HRプロ【図表3】課題のあるコミュニケーションはどこか(大企業)

 数多くの部門や事業所を持つ大企業でも、やはり部門間に課題を感じている。特徴的なのは、「経営層と社員」の間の課題感が、全体の数値より8ポイントほど大きいことだ。やはり社員数が多くなるほど、経営層と社員の距離は離れてしまうのだろうか。

 多様な働き方をする社員とのコミュニケーション不全も

 コミュニケーション不全を感じる具体例を見てみよう。

【大企業】
・メール文化により、オーラルベースでのコミュニケーションが減った。(商社・流通)
・会話が少ない。飲みに行かない(誘われない)。個人志向が強い(特に若者)。会話がないから仕事のベクトルに齟齬が生じる。(情報・通信)
・経営層と社員の間では、事象のみ伝わり、本来の目的や意味や思いが伝わらない。(商社・流通)
・上長が忙しく席にいないことも多いため、メンバーとのコミュニケーションが十分でない。(メーカー)
・変化のスピードにコミュニケーションがついてきていない。(メーカー)
・担当する業務での関わりが無いと、あまりコミュニケーションをとる場が少ない。(メーカー)
・セキュリティを意識しすぎるあまり、必要情報にアクセスできない。(メーカー)

【中堅企業】
・会話の少ない環境。(サービス)
・経営者との間では、従業員へ説明なしに進めることが多く、噂や実施中に知ることが多い。(メーカー)
・組織が縦割りで、連携が取れていないと思うことが良くある。(メーカー)
・事業所間となると、管理職以上でないと話す機会がほとんどない。(情報・通信)
・自らの仕事に専念するあまり、他者の仕事・役割に対し、無関心であることが多い。(メーカー)
・出向者とプロパー社員の間に溝がある。(運輸・不動産・エネルギー)
・客先常駐者が多い。
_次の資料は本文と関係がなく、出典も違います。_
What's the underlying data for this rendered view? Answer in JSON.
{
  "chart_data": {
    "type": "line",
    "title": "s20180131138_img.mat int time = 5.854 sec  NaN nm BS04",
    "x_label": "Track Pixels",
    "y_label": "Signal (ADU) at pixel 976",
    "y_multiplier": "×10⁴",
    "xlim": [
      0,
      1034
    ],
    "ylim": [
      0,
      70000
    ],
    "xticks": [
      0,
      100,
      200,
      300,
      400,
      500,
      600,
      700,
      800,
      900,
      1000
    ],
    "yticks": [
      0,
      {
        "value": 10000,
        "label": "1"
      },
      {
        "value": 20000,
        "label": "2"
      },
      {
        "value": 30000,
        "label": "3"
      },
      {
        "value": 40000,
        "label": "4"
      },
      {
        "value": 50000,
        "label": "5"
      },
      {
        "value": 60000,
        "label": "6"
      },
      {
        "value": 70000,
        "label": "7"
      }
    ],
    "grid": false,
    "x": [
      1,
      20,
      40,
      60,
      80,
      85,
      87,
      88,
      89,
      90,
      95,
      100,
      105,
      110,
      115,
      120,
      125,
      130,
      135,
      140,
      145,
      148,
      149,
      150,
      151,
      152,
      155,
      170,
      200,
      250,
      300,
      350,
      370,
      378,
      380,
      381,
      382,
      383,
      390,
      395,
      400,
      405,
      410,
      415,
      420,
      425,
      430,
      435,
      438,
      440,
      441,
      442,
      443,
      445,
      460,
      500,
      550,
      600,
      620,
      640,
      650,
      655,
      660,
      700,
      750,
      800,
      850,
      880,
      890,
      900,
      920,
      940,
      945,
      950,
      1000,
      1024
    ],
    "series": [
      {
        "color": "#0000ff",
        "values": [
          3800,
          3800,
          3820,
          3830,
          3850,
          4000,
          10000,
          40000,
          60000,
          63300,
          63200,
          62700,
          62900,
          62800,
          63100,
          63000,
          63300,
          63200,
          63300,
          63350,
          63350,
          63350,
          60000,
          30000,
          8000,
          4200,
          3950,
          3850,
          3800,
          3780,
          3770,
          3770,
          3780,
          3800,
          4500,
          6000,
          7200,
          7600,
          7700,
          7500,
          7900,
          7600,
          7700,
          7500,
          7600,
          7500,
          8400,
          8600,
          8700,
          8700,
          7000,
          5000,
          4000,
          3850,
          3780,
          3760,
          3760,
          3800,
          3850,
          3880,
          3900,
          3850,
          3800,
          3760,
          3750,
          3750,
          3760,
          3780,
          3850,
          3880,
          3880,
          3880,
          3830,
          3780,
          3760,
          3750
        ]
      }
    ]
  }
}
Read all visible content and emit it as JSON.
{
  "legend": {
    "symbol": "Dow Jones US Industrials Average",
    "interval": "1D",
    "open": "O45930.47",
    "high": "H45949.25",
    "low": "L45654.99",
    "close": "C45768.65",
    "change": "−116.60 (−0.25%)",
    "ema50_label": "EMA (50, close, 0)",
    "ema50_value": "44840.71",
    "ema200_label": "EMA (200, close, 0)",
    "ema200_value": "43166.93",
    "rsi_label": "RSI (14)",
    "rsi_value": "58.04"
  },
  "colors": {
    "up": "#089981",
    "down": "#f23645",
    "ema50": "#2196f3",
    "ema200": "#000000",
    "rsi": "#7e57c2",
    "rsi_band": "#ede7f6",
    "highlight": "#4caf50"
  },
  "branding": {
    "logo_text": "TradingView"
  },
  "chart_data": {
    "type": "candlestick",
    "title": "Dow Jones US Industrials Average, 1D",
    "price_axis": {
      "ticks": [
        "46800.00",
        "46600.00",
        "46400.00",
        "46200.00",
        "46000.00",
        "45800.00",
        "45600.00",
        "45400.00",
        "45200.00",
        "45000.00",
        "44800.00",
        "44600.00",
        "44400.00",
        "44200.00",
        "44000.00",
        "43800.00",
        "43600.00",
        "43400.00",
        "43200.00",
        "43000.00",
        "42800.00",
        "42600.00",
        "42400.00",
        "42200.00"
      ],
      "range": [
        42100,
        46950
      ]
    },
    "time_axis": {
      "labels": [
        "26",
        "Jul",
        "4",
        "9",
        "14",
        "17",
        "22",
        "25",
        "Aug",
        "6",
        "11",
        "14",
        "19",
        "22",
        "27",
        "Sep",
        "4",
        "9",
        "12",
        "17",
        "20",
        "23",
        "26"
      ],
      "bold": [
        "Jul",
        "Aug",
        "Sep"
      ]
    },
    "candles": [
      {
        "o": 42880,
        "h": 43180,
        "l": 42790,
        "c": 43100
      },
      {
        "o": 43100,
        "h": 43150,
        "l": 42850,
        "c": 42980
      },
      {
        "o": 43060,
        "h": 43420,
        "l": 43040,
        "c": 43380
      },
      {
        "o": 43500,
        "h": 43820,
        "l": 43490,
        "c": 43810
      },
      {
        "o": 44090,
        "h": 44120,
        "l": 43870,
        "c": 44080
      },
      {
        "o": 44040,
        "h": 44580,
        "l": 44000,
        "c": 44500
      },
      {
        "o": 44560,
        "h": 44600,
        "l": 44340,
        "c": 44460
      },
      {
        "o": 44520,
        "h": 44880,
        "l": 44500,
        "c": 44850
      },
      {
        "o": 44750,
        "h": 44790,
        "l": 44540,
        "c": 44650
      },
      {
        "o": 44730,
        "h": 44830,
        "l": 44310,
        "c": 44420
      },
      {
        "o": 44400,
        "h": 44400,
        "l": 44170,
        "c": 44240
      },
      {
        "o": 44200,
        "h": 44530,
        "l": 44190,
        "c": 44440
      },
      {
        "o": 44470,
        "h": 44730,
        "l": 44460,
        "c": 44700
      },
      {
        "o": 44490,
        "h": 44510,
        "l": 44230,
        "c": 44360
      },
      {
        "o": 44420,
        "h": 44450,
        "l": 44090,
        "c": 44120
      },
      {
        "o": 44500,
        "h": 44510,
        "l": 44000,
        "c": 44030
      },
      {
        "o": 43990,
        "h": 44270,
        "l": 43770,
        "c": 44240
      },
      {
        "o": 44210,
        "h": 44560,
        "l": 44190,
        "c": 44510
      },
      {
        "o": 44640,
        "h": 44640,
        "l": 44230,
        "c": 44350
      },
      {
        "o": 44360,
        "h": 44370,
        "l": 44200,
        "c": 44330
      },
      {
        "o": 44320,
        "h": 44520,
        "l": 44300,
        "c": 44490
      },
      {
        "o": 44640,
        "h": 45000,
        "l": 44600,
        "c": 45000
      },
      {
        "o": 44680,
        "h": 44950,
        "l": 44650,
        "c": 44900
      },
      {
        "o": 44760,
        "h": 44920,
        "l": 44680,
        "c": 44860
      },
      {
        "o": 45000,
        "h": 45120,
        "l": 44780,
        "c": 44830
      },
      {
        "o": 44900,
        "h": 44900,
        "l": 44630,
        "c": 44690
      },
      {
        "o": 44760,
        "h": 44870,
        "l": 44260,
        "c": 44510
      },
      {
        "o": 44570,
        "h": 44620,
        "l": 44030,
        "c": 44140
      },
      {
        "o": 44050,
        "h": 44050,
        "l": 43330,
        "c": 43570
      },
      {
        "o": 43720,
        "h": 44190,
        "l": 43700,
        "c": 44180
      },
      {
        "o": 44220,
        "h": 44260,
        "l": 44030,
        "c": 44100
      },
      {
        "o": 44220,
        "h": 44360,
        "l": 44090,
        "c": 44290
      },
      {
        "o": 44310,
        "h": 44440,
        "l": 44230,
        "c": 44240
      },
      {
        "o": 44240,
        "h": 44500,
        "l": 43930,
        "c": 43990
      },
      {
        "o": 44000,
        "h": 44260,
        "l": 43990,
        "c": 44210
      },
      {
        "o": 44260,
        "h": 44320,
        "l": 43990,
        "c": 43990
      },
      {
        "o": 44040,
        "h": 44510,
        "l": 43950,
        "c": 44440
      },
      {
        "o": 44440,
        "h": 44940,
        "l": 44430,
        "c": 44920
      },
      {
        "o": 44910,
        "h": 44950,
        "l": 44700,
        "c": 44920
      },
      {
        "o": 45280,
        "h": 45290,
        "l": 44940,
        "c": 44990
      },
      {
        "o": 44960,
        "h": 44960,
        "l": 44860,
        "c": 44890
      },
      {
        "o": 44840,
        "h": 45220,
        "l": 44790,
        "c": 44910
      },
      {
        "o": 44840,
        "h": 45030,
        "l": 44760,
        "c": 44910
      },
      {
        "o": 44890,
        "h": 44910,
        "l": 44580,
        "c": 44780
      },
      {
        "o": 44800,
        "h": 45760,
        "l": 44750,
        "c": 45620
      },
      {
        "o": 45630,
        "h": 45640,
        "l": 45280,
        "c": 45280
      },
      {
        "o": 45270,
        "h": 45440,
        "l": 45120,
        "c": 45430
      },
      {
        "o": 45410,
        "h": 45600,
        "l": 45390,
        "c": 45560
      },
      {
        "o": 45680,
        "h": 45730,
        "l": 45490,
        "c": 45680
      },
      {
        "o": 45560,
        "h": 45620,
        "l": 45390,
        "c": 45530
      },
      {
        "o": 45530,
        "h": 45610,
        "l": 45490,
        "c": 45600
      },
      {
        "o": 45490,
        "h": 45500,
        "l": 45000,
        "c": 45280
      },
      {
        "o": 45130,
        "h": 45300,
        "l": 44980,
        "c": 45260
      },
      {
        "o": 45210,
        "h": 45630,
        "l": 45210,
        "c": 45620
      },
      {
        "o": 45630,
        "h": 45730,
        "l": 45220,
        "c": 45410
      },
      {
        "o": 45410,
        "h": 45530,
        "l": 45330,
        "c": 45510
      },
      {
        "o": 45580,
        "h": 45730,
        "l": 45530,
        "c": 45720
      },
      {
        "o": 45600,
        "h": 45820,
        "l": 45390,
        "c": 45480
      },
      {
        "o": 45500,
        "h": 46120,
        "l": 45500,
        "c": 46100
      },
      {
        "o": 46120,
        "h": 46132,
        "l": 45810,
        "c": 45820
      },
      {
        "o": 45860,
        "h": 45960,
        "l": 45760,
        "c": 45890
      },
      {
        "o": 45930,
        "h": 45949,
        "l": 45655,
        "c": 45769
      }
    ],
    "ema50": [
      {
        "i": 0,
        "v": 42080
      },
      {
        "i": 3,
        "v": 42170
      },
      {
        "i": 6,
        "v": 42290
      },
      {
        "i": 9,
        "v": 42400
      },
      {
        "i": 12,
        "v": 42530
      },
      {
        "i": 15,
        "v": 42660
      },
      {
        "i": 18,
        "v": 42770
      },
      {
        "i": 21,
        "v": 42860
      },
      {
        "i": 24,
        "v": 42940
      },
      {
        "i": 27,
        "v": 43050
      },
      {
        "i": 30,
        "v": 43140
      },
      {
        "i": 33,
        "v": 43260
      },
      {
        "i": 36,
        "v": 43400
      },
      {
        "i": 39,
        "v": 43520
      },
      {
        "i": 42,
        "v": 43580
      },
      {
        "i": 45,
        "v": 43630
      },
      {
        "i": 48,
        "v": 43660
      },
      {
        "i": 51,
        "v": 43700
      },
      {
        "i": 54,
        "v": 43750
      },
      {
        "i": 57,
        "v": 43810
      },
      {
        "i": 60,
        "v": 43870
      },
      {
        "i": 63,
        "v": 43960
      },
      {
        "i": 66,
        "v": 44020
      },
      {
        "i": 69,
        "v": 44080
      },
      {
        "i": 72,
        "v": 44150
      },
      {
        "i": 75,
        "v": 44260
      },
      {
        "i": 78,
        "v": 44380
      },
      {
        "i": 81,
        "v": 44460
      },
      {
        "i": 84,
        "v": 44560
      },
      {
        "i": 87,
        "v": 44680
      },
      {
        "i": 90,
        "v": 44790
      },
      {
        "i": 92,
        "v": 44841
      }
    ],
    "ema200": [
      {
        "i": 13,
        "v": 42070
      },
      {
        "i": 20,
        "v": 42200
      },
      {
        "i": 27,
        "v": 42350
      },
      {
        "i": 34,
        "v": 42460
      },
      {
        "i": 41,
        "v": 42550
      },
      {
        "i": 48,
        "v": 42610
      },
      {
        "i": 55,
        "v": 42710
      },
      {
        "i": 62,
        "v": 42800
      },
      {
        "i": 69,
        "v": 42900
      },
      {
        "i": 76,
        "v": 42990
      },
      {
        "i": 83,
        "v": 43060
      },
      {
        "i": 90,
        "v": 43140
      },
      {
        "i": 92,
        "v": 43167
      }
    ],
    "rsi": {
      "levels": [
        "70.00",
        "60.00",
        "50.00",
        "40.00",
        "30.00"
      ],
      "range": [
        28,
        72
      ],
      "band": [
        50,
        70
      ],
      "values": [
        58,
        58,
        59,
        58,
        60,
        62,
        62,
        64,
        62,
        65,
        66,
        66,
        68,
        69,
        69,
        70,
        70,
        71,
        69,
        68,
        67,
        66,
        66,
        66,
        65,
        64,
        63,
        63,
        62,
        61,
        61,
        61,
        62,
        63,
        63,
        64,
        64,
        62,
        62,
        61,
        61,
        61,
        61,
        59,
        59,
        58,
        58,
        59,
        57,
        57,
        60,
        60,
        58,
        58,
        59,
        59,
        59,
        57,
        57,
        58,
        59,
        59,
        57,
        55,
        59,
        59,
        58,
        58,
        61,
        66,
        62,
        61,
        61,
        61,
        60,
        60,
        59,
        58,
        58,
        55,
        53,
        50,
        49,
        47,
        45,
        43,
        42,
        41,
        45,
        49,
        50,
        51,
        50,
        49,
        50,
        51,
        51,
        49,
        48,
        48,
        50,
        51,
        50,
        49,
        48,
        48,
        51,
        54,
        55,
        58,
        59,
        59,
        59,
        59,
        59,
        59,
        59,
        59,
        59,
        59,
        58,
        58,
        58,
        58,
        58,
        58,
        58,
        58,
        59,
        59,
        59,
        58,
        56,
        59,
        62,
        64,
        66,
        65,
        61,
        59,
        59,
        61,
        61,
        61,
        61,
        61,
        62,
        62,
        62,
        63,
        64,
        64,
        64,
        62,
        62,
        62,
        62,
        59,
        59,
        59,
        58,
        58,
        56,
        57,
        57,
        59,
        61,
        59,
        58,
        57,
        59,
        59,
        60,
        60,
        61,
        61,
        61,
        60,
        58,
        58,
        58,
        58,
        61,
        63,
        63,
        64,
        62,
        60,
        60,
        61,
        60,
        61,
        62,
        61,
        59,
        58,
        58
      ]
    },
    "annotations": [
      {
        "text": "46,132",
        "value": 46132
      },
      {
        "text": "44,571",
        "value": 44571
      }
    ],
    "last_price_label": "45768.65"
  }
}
帰社日を利用し部門内のコミュニケーションはとれているが、部門間となると、きっかけを持つ社員同士以外は、コミュニケーションがない。(情報・通信)

【中小企業】
・メール、メッセンジャー、チャットなどを利用することが増え、顔を合わせて会話をする機会が減った。(メーカー)
・会社の方針等が不透明な状態のまま。知る人のみぞ知る、という状態になっている。(メーカー)
・上司が多忙すぎて部下の行動が見えていない。(商社・流通)
・情報伝達のスピード感がない。(メーカー)
・担当する仕事を越えてのやり取りが少なく、仕事における効率や人材の融通が損なわれている。(メーカー)
・営業の事業所と倉庫のロケーションが離れているためコミュニケーション不全が発生している。(メーカー)
・専門性の高い業務内容であるため、チームで仕事をせず、各々で業務を進めている。(情報・通信)
・フロアが別だったり、直行直帰でオフィスで働かない人も多かったりするので、コミュニケーションが電話だけになってしまうことも多い。(サービス)
・契約社員が他部門の情報を得る手段が口コミ以外にないため、社内にある技術やリソースの有効活用ができていない。(情報・通信)

 企業規模に関わらず、各社が抱く課題感は似通っている。特筆すべきは、「出向社員」「テレワーク社員」、「契約社員」とのコミュニケーションに課題感が生じていることだ。「働き方改革」により、今後ますます多様な働き方が増えてくる。企業人事にとって、避けては通れない課題となりそうだ。